LPMs To Hit D.C., Despite Grumbles

Despite renewed protests from broadcasters, Nielsen Media Research this week plans to move ahead and launch its controversial Local People Meters in Washington, D.C.

“They insist on going forward,” said Jerald Fritz, senior vice president for legal and strategic affairs for Allbritton Communications Co. “It leaves us in a very precarious position … We’re faced with the reality of dealing with an unregulated monopoly.”

Nielsen, citing support from ad agencies and cable operators like Comcast Corp., is slated to roll out LPMs in both Washington and Philadelphia Thursday.

Last week, the ratings service gave a presentation on LPMs for its clients in Washington during a two and a half hour give-and-take meeting.

DELAY BID REBUFFED

A day earlier, executives from Allbritton, which owns ABC affiliate WJLA and cable’s NewsChannel 8, Gannett Television, Fox Television and Tribune Broadcasting Co. held a press-conference phone call to voice their complaints about the accuracy of the LPMs and to ask for a postponement of their launch.

The broadcasters, which own six TV stations in Washington, the No. 8 DMA, claim the so-called “fault rates” on the LPM system for minorities are astronomical — a charge the ratings company denies.

And those broadcasters said they still had the same concerns after seeing Nielsen’s presentation at last week’s meeting, which had about 100 attendees.

Duffy Dyer, general manager for Fox’s WTTG, said he was appreciative of Nielsen’s efforts to discuss the LPMs with clients like him.

“But at the end of the day, our concerns were not allayed,” Dyer said. “It [the LPM system] is just not ready.”

MRC APPROVAL SOUGHT

The TV stations want Nielsen to hold off on the LPM launch until the new meters win accreditation from the Media Ratings Council. In contrast, Spanish-language station WMDO and Comcast, the biggest cable operator in the Washington DMA, are supporting the immediate LPM launch.

“We feel very strongly about the deployment of Local People Meters,” said Jonathan Sims, Comcast Spotlight vice president of research. “No system’s perfect, but this one is a very strong system. The sample looks pretty good, and even at its worst, it’s much, much better than the system that’s in place today, which has to be gotten rid of immediately. I look askance at any broadcast macro-statement that they’re making. The system that they’re trying to hang on to is dead and obsolete, and just about everyone knows it.”

For the week ended May 15, LPM fault rates — or the percentage of homes in a sample from which no usable data is collected — for African-Americans were 64% more than for non-African-Americans, or 17.2% versus 10.6%, according to the four Washington broadcasters.

In response to the charges the broadcasters raised on the press call, Nielsen issued its own statement. Nielsen pointed out that fault rates in Washington are lower for the LPM sample than for set meters. Fault rates among African-Americans with LPMs in Washington were 11.6%, versus 16.8% for the metered-market sample, from April 25 to May 22, according to Nielsen. For Hispanics, the LPM fault rate was 13.7%, versus 17.4% for the metered-market.
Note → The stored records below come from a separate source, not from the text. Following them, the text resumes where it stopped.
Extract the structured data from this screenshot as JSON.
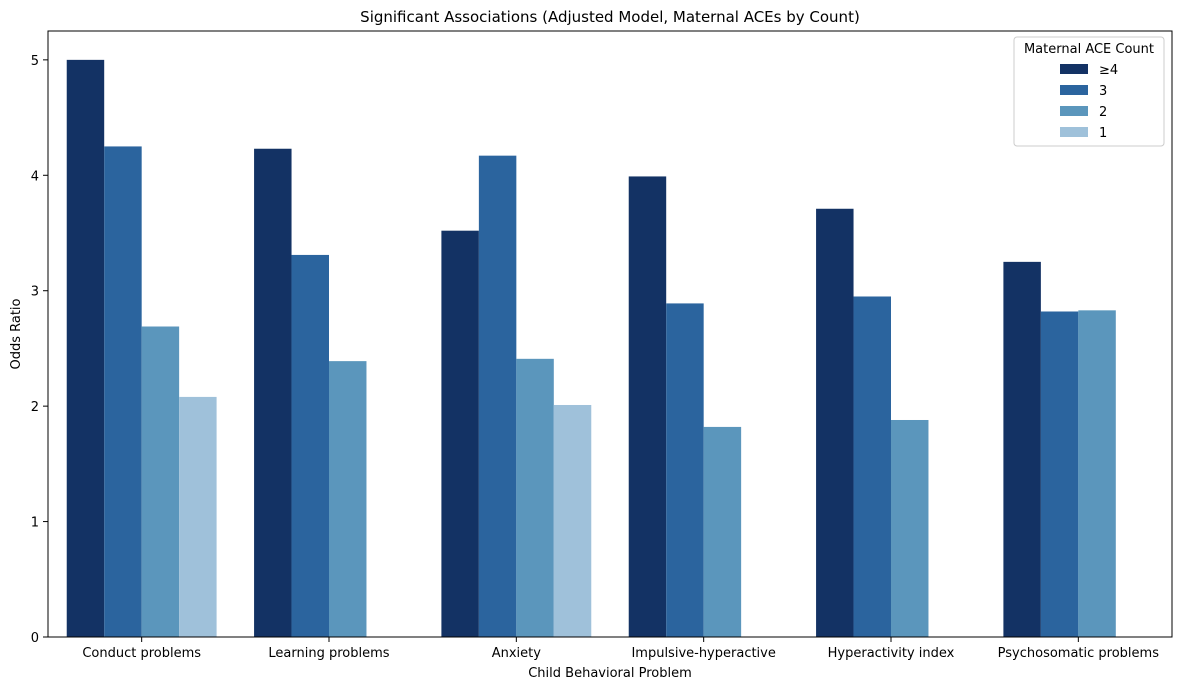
{
  "chart_data": {
    "type": "bar",
    "title": "Significant Associations (Adjusted Model, Maternal ACEs by Count)",
    "xlabel": "Child Behavioral Problem",
    "ylabel": "Odds Ratio",
    "ylim": [
      0,
      5.25
    ],
    "yticks": [
      0,
      1,
      2,
      3,
      4,
      5
    ],
    "grid": false,
    "legend_title": "Maternal ACE Count",
    "legend_position": "top-right",
    "categories": [
      "Conduct problems",
      "Learning problems",
      "Anxiety",
      "Impulsive-hyperactive",
      "Hyperactivity index",
      "Psychosomatic problems"
    ],
    "series": [
      {
        "name": "≥4",
        "color": "#133264",
        "values": [
          5.0,
          4.23,
          3.52,
          3.99,
          3.71,
          3.25
        ]
      },
      {
        "name": "3",
        "color": "#2b649e",
        "values": [
          4.25,
          3.31,
          4.17,
          2.89,
          2.95,
          2.82
        ]
      },
      {
        "name": "2",
        "color": "#5b96bc",
        "values": [
          2.69,
          2.39,
          2.41,
          1.82,
          1.88,
          2.83
        ]
      },
      {
        "name": "1",
        "color": "#9fc1da",
        "values": [
          2.08,
          null,
          2.01,
          null,
          null,
          null
        ]
      }
    ]
  }
}
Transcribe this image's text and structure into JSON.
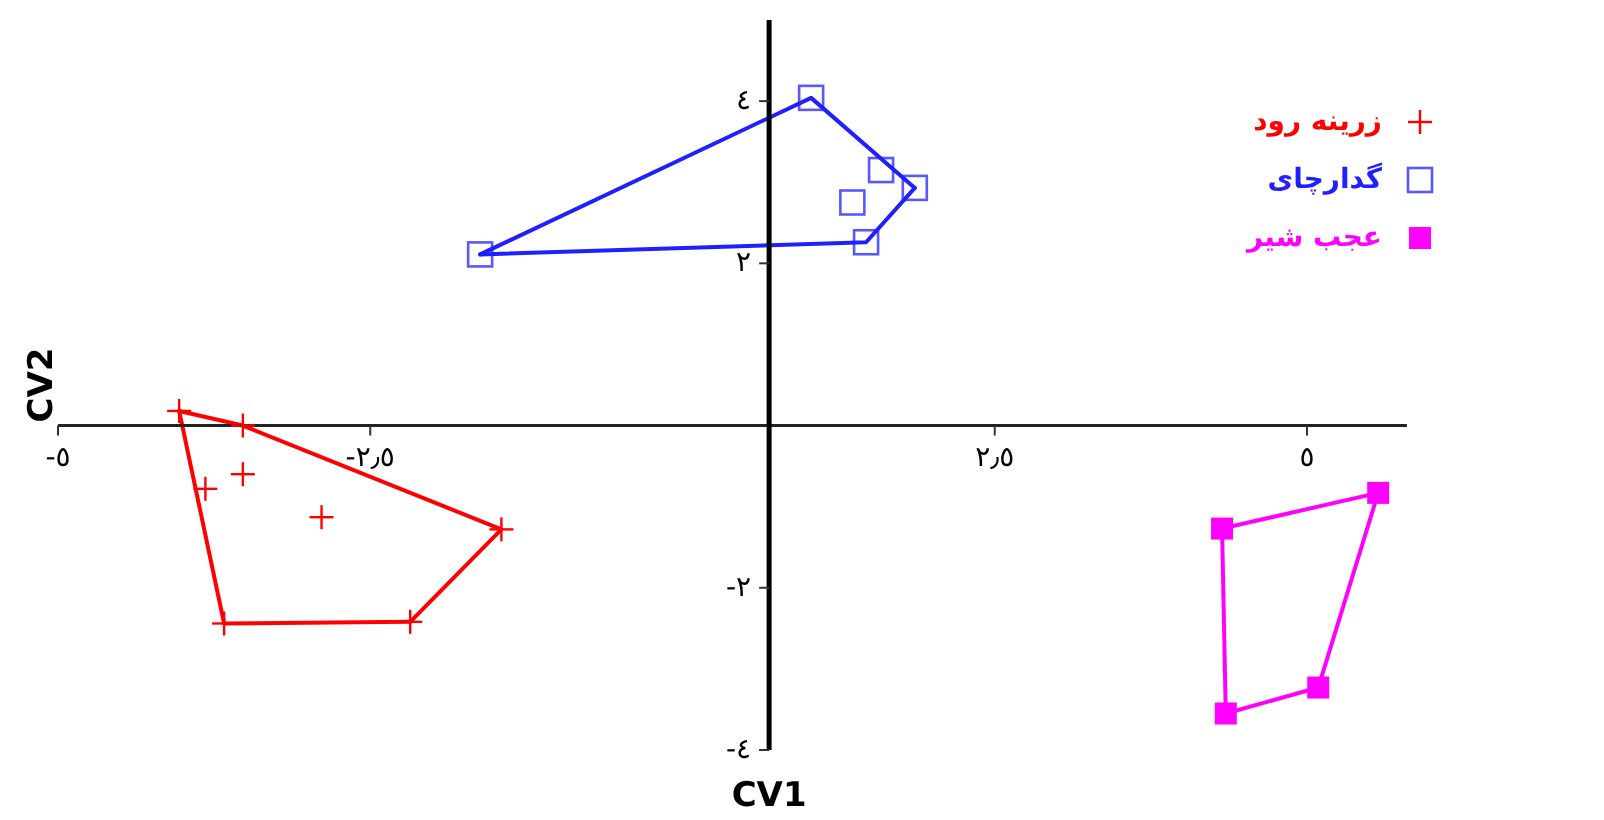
{
  "chart_data": {
    "type": "scatter",
    "xlabel": "CV1",
    "ylabel": "CV2",
    "xlim": [
      -5,
      5.8
    ],
    "ylim": [
      -4,
      5
    ],
    "xticks": [
      {
        "value": -5,
        "label": "-٥"
      },
      {
        "value": -2.5,
        "label": "-٢٫٥"
      },
      {
        "value": 2.5,
        "label": "٢٫٥"
      },
      {
        "value": 5,
        "label": "٥"
      }
    ],
    "yticks": [
      {
        "value": -4,
        "label": "-٤"
      },
      {
        "value": -2,
        "label": "-٢"
      },
      {
        "value": 2,
        "label": "٢"
      },
      {
        "value": 4,
        "label": "٤"
      }
    ],
    "legend": "top right",
    "series": [
      {
        "name": "زرینه رود",
        "color": "#ff0000",
        "marker": "cross",
        "x": [
          -4.03,
          -3.52,
          -3.82,
          -3.52,
          -2.89,
          -1.45,
          -2.18,
          -3.67
        ],
        "values": [
          0.18,
          0,
          -0.78,
          -0.6,
          -1.13,
          -1.28,
          -2.42,
          -2.44
        ]
      },
      {
        "name": "گدارچای",
        "color": "#2020ff",
        "marker": "square",
        "x": [
          -1.62,
          1.03,
          1.59,
          1.86,
          1.36,
          1.47
        ],
        "values": [
          2.11,
          4.04,
          3.15,
          2.93,
          2.75,
          2.26
        ]
      },
      {
        "name": "عجب شیر",
        "color": "#ff00ff",
        "marker": "square",
        "x": [
          4.32,
          5.57,
          5.09,
          4.35
        ],
        "values": [
          -1.27,
          -0.83,
          -3.23,
          -3.55
        ]
      },
      {
        "type": "line",
        "color": "#ff0000",
        "x": [
          -4.03,
          -3.52,
          -1.45,
          -2.18
        ],
        "values": [
          0.18,
          0,
          -1.28,
          -2.42
        ]
      },
      {
        "type": "line",
        "color": "#ff0000",
        "x": [
          -2.18,
          -3.67,
          -4.03
        ],
        "values": [
          -2.42,
          -2.44,
          0.18
        ]
      },
      {
        "type": "line",
        "color": "#2020ff",
        "x": [
          -1.62,
          1.03,
          1.86
        ],
        "values": [
          2.11,
          4.04,
          2.93
        ]
      },
      {
        "type": "line",
        "color": "#2020ff",
        "x": [
          1.86,
          1.47,
          -1.62
        ],
        "values": [
          2.93,
          2.26,
          2.11
        ]
      },
      {
        "type": "line",
        "color": "#ff00ff",
        "x": [
          4.32,
          5.57,
          5.09
        ],
        "values": [
          -1.27,
          -0.83,
          -3.23
        ]
      },
      {
        "type": "line",
        "color": "#ff00ff",
        "x": [
          5.09,
          4.35,
          4.32
        ],
        "values": [
          -3.23,
          -3.55,
          -1.27
        ]
      }
    ]
  }
}
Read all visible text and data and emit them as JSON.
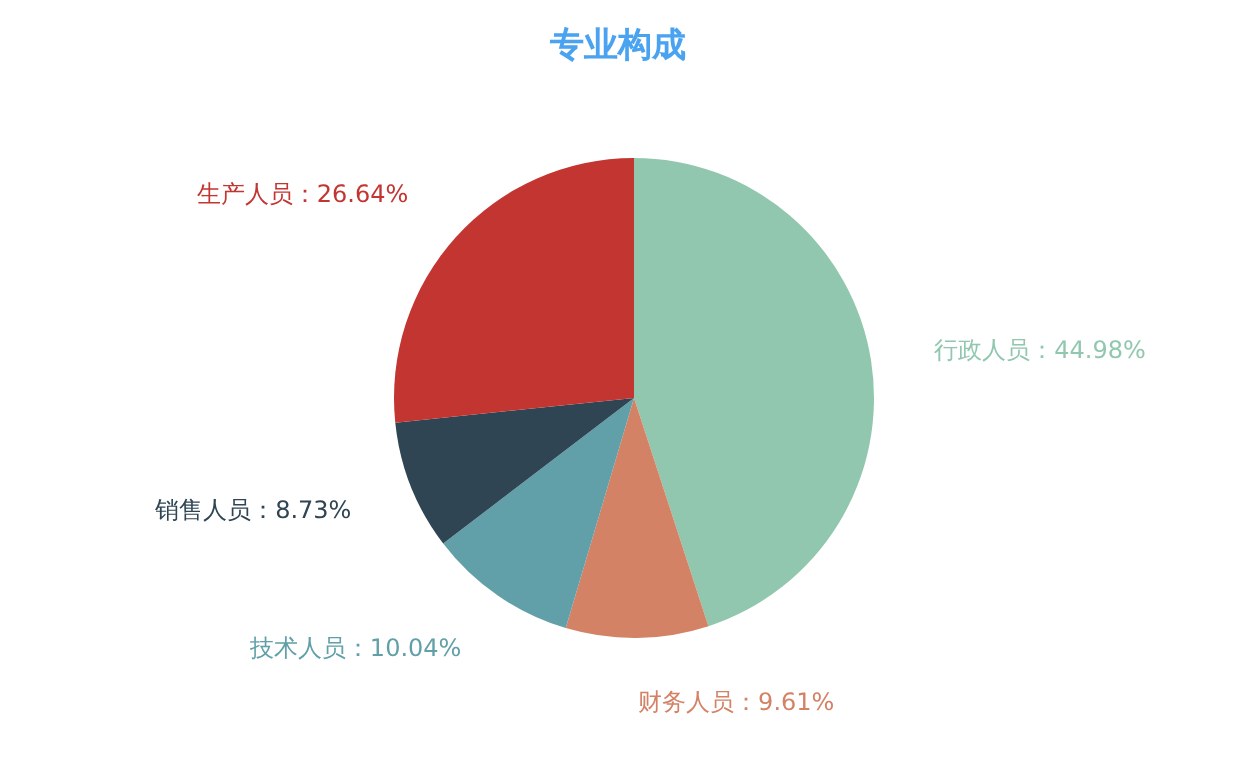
{
  "chart_data": {
    "type": "pie",
    "title": "专业构成",
    "categories": [
      "行政人员",
      "财务人员",
      "技术人员",
      "销售人员",
      "生产人员"
    ],
    "values": [
      44.98,
      9.61,
      10.04,
      8.73,
      26.64
    ],
    "colors": [
      "#91c7ae",
      "#d48265",
      "#61a0a8",
      "#2f4554",
      "#c23531"
    ],
    "value_labels": [
      "44.98%",
      "9.61%",
      "10.04%",
      "8.73%",
      "26.64%"
    ],
    "legend": false
  }
}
Total fault rates in D.C. were 8.1% for LPMs, compared with 10.7% for the metered-market.

FAULT-RATE ISSUE

Sims conceded that LPM fault rates are definitely an issue, and one that Nielsen is trying to address. He added, “Everything’s a context, and the fault rates in the metered-diary system are 50%. There are zero cells, where people don’t even fill out the diary.”

At the meeting, Nielsen said it was taking steps to alleviate the faulting issue, and the protesting broadcasters said they don’t think the LPMs should be deployed until Nielsen actually makes those corrective moves.

For its part, Nielsen stressed that its LPM sample in Washington has significantly more Latinos, Asians and African-Americans than the old metered/diary system.

“Local People Meters are making Washington, D.C.’s local television ratings more accurate and more representative of the local population than ever before,” Nielsen said in a statement.

“These electronic meters enable Nielsen Media Research to provide continuous audience measurement of what people of all demographic and ethnic groups are actually watching on television,” the ratings agency said. “Greater accuracy has brought changes in ratings and we understand it is hard for some companies to adapt to change. But it would be unfair to Washington, D.C., advertisers, viewers, competing programmers and other who benefit from more accurate ratings not to roll out this better measurement service.”

WHERE CABLE RISES

The LPM data does show African-American and Hispanic viewership rising for cable networks and Spanish-language stations, according to Nielsen.

Allbritton and the other Washington broadcasters maintained they don’t want the government to step into the LPM fray.

“We are not seeking government regulation of Nielsen or the ratings process,” Fritz said. “We believe our industry can very well self-regulate. If that takes giving the MRC some teeth, then that’s what we’ll advocate.”

Fritz did say that if legislation is required to give the MRC “teeth,” then “if that’s what it takes, that’s what we would advocate.”

Sims, in turn, said it was time for the broadcasters “to wake up and grow up and stop holding on to a system that’s been biased and terribly flawed.”